Critique
Titre original : Transformers: Age of Extinction
Transformers : l'âge de l'extinction
Transformers : l'âge de l'extinction, en 2014, est ce quatrième opus de Michael Bay qu'on a reçu avec une fatigue généralisée alors qu'il s'agit, paradoxalement, du plus politiquement chargé de la franchise. Mark Wahlberg, qui remplace Shia LaBeouf, apporte au film une gravité paternelle qui change radicalement le ton de la franchise : nous ne sommes plus dans la comédie d'apprentissage adolescent, nous sommes dans le drame familial américain où un père divorcé tente de protéger sa fille face à des forces qui le dépassent.
La fameuse séquence finale à Hong Kong, qui dure approximativement quarante minutes et qui a fait reprocher au film son interminable longueur, est en réalité une scène de cinéma de spectacle dont l'ampleur est sans équivalent dans l'histoire du cinéma populaire américain : Bay y filme une métropole asiatique en pleine déconfiture sous le regard impuissant de l'Amérique. Le sous-texte géopolitique est limpide, et c'était la première fois qu'un blockbuster américain admettait que l'Asie pouvait être l'épicentre du monde plutôt qu'un décor exotique.

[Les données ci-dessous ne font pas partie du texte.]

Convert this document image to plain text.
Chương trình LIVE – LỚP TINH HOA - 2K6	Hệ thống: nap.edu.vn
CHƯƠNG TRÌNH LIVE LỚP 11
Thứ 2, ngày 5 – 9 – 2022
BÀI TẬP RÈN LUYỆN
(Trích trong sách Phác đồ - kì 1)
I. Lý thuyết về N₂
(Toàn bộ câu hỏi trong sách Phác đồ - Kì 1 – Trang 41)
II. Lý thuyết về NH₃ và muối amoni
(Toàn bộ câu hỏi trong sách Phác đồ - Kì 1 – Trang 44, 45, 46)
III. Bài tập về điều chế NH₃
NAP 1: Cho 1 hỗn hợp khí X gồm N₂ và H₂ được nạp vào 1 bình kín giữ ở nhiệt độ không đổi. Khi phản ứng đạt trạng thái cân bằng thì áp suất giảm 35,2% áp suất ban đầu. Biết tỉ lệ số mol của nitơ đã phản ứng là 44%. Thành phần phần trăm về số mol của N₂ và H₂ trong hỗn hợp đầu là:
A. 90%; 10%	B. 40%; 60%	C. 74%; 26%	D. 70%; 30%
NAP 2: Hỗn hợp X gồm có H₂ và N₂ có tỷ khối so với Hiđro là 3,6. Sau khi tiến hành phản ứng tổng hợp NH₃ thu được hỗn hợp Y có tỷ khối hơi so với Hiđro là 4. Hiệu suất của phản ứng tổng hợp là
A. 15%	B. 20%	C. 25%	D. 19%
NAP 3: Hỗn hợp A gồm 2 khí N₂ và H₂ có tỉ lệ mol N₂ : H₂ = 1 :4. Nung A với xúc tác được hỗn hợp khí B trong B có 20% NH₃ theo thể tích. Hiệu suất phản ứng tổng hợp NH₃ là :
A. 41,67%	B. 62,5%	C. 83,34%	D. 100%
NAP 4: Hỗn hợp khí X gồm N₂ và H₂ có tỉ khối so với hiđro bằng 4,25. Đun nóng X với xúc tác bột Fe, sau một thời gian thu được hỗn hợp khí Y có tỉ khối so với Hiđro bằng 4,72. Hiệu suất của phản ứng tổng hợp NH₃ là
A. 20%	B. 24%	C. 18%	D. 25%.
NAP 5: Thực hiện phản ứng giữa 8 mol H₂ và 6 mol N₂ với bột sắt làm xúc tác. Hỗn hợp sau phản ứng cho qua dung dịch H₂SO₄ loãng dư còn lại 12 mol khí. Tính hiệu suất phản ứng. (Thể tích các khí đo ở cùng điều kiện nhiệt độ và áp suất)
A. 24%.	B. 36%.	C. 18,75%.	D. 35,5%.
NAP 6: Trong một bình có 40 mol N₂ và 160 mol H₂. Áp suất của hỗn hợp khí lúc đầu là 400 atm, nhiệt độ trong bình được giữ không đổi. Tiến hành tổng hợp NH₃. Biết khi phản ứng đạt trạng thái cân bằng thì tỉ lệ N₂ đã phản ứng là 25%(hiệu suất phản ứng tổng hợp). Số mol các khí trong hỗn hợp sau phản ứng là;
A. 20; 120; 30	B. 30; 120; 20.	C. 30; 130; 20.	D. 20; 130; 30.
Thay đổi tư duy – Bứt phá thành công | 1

Kelsey Grammer, en agent de la CIA, livre la performance la plus subtile de la saga : il joue la corruption institutionnelle avec une élégance bourgeoise qui rappelle les meilleurs villains de Hitchcock. Stanley Tucci, en industriel des transformations alien, est le contrepoint mercantile parfait. Bay, qu'on a tellement réduit à ses explosions, déploie ici une mise en scène de la déchéance américaine d'une rare lucidité : le héros et la planète sont menacés non pas par des aliens hostiles, mais par les propres institutions américaines qui en exploitent les ressources.
2014, c'est l'année où la Chine devient officiellement la première puissance économique mondiale en parité de pouvoir d'achat. Transformers 4, en transposant son climax à Hong Kong, anticipe ce basculement géopolitique. Aucun film d'auteur de la même année n'a abordé ce changement civilisationnel avec autant de clarté.
🎬 Le saviez-vous ?
Mark Wahlberg aurait insisté pour conduire lui-même les courses-poursuites en Texas, et aurait conservé après le tournage la ceinture de sécurité utilisée dans la scène d'ouverture, qu'il aurait offerte à son fils aîné en lui faisant promettre de 'la conserver comme relique de cinéma américain'.